A Commission to Address America and Its Veterans

“The killing is necessary, I know, but still the doing of it is very bad for a man and I think that, after all this is over and we have won the war, there must be a penance of some kind for the cleansing of us all.”

Ernest Hemingway, For Whom the Bell Tolls

As the Iraq and Afghanistan wars come to a close and a new generation of veterans comes home, America will again be confronted with the costs of war. The last painful decade has seen a staggering amount of loss and—equally significant—of killing. Our veterans bear the physiological and physical burdens of combat, from amputations to Post Traumatic Stress Disorder (PTSD) to sorrow for lives taken or friends lost. All too often, they bear this alone. This moral and spiritual weight must be shared by the civilians who asked our men and women to fight.

The agony suffered by many of our veterans is vivid testimony: 22 veterans commit suicide every day and addiction, unemployment, and homelessness rates are sky high. The Department of Veterans Affairs and other dedicated organizations work tirelessly to assist our returning soldiers, but we have to do more.

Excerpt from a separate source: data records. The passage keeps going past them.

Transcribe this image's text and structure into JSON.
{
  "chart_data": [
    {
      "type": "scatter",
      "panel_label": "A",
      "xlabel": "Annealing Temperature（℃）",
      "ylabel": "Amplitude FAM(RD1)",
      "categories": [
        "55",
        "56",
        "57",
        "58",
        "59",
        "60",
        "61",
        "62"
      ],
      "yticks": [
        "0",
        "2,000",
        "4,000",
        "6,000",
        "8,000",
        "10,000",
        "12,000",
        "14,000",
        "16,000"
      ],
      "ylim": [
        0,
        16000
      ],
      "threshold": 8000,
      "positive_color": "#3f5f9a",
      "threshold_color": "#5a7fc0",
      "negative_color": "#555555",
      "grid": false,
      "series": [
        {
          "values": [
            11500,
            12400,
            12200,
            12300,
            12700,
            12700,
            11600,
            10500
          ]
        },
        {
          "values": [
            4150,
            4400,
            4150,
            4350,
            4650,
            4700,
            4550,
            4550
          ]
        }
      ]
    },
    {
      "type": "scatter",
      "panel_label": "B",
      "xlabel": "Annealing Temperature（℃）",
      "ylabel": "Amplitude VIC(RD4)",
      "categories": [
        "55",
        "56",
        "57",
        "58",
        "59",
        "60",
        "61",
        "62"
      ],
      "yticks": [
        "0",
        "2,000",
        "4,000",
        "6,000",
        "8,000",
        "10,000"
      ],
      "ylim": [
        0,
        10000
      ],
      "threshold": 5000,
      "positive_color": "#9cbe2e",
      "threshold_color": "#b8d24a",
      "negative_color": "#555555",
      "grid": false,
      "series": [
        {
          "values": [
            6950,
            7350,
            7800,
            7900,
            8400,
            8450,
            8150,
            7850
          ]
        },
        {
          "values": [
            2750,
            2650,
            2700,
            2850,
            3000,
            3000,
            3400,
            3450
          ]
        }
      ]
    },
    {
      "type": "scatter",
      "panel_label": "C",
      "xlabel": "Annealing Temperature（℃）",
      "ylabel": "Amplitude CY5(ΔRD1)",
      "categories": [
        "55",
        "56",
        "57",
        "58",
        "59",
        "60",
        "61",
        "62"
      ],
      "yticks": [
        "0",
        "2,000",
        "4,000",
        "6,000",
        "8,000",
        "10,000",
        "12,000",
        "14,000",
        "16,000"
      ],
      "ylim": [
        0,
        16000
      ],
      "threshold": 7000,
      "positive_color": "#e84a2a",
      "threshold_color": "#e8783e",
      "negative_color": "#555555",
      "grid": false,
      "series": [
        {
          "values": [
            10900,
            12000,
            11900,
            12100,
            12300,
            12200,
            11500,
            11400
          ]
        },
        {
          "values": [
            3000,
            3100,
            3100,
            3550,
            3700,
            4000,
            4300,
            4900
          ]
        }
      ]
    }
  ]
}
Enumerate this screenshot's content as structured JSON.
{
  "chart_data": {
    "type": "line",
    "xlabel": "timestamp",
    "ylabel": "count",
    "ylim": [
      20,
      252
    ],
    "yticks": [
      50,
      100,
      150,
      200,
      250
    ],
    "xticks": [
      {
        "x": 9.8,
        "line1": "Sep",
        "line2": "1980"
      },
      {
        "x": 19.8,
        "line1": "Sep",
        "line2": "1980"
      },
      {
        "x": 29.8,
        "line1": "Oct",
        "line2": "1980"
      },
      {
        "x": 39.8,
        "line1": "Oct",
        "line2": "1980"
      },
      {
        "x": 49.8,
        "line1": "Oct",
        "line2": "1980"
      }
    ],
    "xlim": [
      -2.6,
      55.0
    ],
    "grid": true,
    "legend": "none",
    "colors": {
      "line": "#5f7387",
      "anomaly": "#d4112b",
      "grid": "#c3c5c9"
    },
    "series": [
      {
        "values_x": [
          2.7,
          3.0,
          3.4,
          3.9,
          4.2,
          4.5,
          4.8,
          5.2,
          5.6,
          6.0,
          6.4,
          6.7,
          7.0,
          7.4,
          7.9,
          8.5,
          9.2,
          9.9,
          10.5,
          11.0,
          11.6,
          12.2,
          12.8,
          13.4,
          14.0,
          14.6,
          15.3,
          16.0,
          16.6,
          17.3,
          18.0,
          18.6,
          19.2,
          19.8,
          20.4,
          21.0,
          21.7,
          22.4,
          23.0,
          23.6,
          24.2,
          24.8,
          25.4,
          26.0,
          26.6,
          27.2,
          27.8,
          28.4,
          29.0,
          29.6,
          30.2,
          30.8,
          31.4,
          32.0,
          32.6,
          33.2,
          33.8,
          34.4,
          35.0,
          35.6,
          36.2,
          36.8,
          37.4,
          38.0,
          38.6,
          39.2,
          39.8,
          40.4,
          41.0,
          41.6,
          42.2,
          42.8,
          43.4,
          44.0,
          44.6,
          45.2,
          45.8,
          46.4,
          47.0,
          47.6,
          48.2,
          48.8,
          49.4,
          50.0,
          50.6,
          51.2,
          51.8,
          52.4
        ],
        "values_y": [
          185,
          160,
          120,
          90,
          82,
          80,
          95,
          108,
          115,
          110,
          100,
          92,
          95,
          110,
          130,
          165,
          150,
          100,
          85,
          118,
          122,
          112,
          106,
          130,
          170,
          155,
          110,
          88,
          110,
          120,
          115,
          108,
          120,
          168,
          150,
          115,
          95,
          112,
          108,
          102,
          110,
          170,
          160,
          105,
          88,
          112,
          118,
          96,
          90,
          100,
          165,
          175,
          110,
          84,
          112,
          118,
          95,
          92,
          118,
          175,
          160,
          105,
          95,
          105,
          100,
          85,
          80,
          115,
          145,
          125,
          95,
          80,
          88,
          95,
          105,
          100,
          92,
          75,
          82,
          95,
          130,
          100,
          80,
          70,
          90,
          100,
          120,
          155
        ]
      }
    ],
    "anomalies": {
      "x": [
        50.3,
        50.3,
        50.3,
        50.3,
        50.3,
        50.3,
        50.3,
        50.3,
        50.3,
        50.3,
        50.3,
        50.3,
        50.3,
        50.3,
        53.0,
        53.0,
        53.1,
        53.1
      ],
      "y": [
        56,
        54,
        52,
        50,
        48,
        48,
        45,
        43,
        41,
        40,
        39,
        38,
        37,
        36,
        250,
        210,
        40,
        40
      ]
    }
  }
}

The nation requires concrete ways to address the psychic wounds of war. We need a nationwide day of solemn ceremonies acknowledging the costs in lives, trauma, lost limbs, broken families; a renewed commitment to address post-traumatic stress and the other social and health issues of veterans; a discussion about non-military national service for young non-military Americans; and systematic interaction between combat veterans and civilians, particularly other young people, in which combat veterans honestly share the story and impact of their combat experience.

Introduced by Congressmen Jim McDermott (D-WA) and Walter Jones (R-NC), H.R. 1492 aims to create a commission that would address these issues. This website will tell you more about the bill and its supporters, but also about the need. A new generation of veterans is counting on us to welcome them home, hear their stories, and help them heal. They are too important to let slip through the cracks.